Credit must also be given to Mark Ruffalo who seems like a fairly run-of-the-mill character first time around. But on second viewing his character comes to life in all sorts of ways. Again, Scorsese uses a noir trope of the trusting sidekick whose fate is usually death. Ruffalo's Chuck looks up to his "partner" constantly calling him "Boss" and allowing Teddy room to theorise and be the hero. On second viewing we see a caring, intelligent doctor who is desperate to help his patient overcome his past trauma. We also see a man who has a sense of humour and a soft, kind disposition. In a particular scene where Teddy figures out what the phrase "Who is 67?" means Chuck and Dr. Cawley share the subtlest of triumphant looks. Both have seen an enormous leap in the right direction. Their plan is working! This tiny glance, which was completely invisible on first viewing says so much about the caring nature of both men that all suspicion of bad intentions must be pushed away.
"That's the Kafkaesque genius of it" - Suspending Disbelief
That one line, spoken by Rachel Solondo in the caves sums up a lot of what we are to feel about Shutter Island. Anybody who is even vaguely familiar with Kafka's work will know that he has a tendency to begin with a normal person and drag them very quickly and very dramatically into an otherworldly place so unconventional that they had to make up a word for it (Kafkaesque). Kafka's tales are grounded in some sort of reality, usually an exaggerated state of paranoia or fear induces whatever happens to his protagonists. Two cases in point being The Trial and The Metamorphosis which are both examples of this. Now, this is a very broad analogy and I'm not necessarily comparing this film to the works of Kafka but I am trying to argue that the line that Rachel Solondo speaks allows us the freedom to suspend disbelief and just go along for the ride. There are many questions left unanswered at the end of the film and all is not ironed out in the most intricate detail, but Scorsese uses this reference to Kafka as a way of inviting audiences to not allow themselves to get bogged down in semantics and just let the story and its poignant sense of humanity and tragedy to wash over them. Nitpicking in films such as this distracts from the many more important positive factors. Might you call it cheating? Yes, you may, but only if you're terribly cynical.

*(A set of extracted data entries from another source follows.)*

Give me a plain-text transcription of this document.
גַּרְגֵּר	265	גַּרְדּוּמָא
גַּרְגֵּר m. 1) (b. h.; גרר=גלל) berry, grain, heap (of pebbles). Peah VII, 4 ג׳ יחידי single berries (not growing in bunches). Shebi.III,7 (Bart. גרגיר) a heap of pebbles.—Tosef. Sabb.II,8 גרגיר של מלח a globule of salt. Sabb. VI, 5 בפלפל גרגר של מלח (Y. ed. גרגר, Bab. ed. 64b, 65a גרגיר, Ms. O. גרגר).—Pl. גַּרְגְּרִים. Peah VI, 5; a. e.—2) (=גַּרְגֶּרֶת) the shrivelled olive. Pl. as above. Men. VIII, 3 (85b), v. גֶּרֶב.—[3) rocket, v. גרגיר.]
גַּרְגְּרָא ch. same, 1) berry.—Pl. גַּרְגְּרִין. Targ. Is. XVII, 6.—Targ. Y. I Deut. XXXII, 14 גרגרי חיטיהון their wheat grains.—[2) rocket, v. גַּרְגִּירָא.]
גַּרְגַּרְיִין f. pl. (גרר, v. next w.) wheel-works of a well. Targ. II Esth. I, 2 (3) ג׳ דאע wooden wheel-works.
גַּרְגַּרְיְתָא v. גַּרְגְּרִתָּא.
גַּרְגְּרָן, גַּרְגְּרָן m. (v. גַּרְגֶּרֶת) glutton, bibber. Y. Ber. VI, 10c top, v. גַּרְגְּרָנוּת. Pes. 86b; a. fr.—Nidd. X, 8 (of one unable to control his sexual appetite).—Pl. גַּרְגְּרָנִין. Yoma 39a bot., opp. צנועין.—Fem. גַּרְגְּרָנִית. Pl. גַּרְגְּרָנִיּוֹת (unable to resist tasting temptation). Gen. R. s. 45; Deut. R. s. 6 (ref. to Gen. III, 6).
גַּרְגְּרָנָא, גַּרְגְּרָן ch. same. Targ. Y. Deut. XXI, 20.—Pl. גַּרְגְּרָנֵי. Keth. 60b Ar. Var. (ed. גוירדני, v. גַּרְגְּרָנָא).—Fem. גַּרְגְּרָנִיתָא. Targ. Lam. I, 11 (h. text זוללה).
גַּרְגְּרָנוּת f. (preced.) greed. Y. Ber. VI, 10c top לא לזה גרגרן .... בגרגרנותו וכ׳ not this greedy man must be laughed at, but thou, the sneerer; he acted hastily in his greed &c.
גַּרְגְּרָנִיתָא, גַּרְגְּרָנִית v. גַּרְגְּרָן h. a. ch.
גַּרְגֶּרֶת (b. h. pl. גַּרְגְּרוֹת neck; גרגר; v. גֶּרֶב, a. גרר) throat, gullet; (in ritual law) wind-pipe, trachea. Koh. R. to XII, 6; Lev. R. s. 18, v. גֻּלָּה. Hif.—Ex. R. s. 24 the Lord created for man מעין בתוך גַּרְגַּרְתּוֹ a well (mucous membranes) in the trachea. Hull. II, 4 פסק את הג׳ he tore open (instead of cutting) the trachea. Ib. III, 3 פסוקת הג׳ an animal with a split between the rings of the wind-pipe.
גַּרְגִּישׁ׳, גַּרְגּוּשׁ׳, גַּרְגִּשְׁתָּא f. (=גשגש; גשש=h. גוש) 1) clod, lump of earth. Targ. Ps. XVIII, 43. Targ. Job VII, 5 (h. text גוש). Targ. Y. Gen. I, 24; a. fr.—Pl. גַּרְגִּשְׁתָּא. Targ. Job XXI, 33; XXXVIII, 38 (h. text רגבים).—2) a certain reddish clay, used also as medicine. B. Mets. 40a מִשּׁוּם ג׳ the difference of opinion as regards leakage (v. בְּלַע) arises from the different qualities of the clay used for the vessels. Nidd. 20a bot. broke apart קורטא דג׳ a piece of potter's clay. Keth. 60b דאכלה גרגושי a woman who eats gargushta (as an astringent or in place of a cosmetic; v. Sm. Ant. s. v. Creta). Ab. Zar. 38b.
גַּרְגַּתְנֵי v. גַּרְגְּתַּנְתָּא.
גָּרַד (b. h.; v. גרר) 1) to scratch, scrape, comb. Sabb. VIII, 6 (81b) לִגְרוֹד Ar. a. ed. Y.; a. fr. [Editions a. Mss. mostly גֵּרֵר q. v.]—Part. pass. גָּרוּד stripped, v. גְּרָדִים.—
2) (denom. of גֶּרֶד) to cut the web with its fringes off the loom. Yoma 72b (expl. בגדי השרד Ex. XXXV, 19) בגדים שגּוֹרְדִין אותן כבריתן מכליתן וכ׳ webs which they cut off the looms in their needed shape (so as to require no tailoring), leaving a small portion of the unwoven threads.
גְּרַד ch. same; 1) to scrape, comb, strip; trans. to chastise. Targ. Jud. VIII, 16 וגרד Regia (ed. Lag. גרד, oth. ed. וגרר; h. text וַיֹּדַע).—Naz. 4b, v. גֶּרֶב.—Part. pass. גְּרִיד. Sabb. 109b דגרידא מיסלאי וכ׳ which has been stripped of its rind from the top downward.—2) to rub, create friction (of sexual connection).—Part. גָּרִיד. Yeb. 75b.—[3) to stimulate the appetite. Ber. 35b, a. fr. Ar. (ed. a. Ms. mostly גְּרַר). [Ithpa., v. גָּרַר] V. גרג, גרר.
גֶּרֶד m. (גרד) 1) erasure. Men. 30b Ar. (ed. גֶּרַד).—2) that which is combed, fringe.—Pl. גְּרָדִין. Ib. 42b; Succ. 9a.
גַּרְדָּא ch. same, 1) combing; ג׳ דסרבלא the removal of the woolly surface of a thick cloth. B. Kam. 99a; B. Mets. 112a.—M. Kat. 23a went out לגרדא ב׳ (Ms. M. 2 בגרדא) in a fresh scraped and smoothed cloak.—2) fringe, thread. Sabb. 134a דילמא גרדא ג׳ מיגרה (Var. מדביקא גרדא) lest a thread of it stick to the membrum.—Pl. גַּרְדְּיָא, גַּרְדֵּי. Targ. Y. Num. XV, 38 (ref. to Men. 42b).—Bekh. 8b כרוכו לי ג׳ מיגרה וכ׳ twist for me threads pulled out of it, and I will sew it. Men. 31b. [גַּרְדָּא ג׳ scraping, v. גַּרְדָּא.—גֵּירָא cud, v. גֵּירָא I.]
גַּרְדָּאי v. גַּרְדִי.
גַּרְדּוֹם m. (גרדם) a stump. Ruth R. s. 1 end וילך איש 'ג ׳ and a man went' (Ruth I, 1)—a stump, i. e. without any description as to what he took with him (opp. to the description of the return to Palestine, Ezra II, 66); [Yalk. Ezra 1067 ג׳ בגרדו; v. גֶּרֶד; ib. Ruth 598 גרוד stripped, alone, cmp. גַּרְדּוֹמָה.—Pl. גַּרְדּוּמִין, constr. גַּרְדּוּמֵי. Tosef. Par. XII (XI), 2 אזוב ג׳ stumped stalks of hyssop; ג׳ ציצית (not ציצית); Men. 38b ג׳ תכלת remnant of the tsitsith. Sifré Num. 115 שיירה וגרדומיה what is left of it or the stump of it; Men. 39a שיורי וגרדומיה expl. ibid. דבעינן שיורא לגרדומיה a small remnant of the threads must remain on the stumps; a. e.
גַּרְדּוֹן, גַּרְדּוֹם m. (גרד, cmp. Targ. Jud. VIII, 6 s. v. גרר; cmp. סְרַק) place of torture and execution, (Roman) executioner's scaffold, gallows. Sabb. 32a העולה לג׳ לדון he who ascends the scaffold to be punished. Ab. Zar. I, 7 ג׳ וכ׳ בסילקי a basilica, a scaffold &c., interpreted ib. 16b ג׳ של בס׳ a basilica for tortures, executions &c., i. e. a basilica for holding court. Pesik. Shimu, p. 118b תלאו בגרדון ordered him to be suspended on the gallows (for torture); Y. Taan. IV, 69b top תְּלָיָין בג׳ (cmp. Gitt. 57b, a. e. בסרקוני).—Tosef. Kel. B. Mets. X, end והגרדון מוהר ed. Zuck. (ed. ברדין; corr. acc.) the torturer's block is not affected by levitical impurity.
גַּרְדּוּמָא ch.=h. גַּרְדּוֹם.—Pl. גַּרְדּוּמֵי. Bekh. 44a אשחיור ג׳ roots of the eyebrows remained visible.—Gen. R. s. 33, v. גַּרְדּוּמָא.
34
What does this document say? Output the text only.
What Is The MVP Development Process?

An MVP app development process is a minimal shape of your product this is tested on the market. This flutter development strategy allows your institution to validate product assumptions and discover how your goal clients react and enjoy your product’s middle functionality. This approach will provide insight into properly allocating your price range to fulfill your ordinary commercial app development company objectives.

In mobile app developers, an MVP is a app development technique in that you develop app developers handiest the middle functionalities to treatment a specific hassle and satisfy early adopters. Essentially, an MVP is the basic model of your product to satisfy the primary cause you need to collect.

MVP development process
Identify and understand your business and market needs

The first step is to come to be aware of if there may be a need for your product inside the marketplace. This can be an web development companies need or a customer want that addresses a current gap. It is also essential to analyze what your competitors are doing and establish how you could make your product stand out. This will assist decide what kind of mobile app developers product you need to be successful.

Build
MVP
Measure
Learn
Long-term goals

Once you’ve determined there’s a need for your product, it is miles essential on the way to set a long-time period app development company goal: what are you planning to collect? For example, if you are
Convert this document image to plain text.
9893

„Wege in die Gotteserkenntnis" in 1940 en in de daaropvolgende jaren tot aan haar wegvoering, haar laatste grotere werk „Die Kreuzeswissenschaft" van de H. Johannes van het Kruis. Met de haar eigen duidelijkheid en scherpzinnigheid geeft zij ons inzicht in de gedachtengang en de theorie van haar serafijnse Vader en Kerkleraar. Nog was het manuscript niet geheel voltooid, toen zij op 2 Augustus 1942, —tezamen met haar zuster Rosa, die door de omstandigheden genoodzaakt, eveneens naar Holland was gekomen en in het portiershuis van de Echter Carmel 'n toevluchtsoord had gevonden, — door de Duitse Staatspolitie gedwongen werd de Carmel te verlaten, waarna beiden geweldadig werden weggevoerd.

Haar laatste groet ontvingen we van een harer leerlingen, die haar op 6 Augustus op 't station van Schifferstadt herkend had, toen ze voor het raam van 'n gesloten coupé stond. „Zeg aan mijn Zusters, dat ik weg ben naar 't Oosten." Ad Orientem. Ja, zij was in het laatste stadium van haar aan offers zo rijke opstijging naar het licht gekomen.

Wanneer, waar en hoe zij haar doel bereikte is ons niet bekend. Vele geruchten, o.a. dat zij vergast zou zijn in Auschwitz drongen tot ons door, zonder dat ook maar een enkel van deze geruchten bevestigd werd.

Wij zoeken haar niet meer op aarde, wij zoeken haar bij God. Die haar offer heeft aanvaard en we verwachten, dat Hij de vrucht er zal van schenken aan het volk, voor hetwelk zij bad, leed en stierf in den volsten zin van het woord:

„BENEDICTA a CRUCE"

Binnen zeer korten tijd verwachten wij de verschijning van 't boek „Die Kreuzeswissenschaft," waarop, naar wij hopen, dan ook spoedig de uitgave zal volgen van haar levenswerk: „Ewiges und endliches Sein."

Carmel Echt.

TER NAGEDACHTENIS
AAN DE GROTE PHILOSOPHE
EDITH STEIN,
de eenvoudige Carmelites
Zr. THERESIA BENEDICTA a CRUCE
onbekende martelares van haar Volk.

These have been just a few of my mad thoughts on the merits of watching Shutter Island a second time. Why do I feel passionate enough about it that I would bother to write this piece? Because Shutter Island is a film that encapsulates so much of what cinema is. It is Martin Scorsese's love letter to cinema and it represents the best of everything that cinema has to offer. Shutter Island IS cinema and I dread the thought that so many wonderful aspects of this film were lost because of our natural human impulse to figure everything out as we go. This is a film that needs to be seen again. Seen without the stress of a twisting plotline. It needs to be seen twice for all the reasons I've given above. And it needs to be seen twice because it is simply a wonderful film.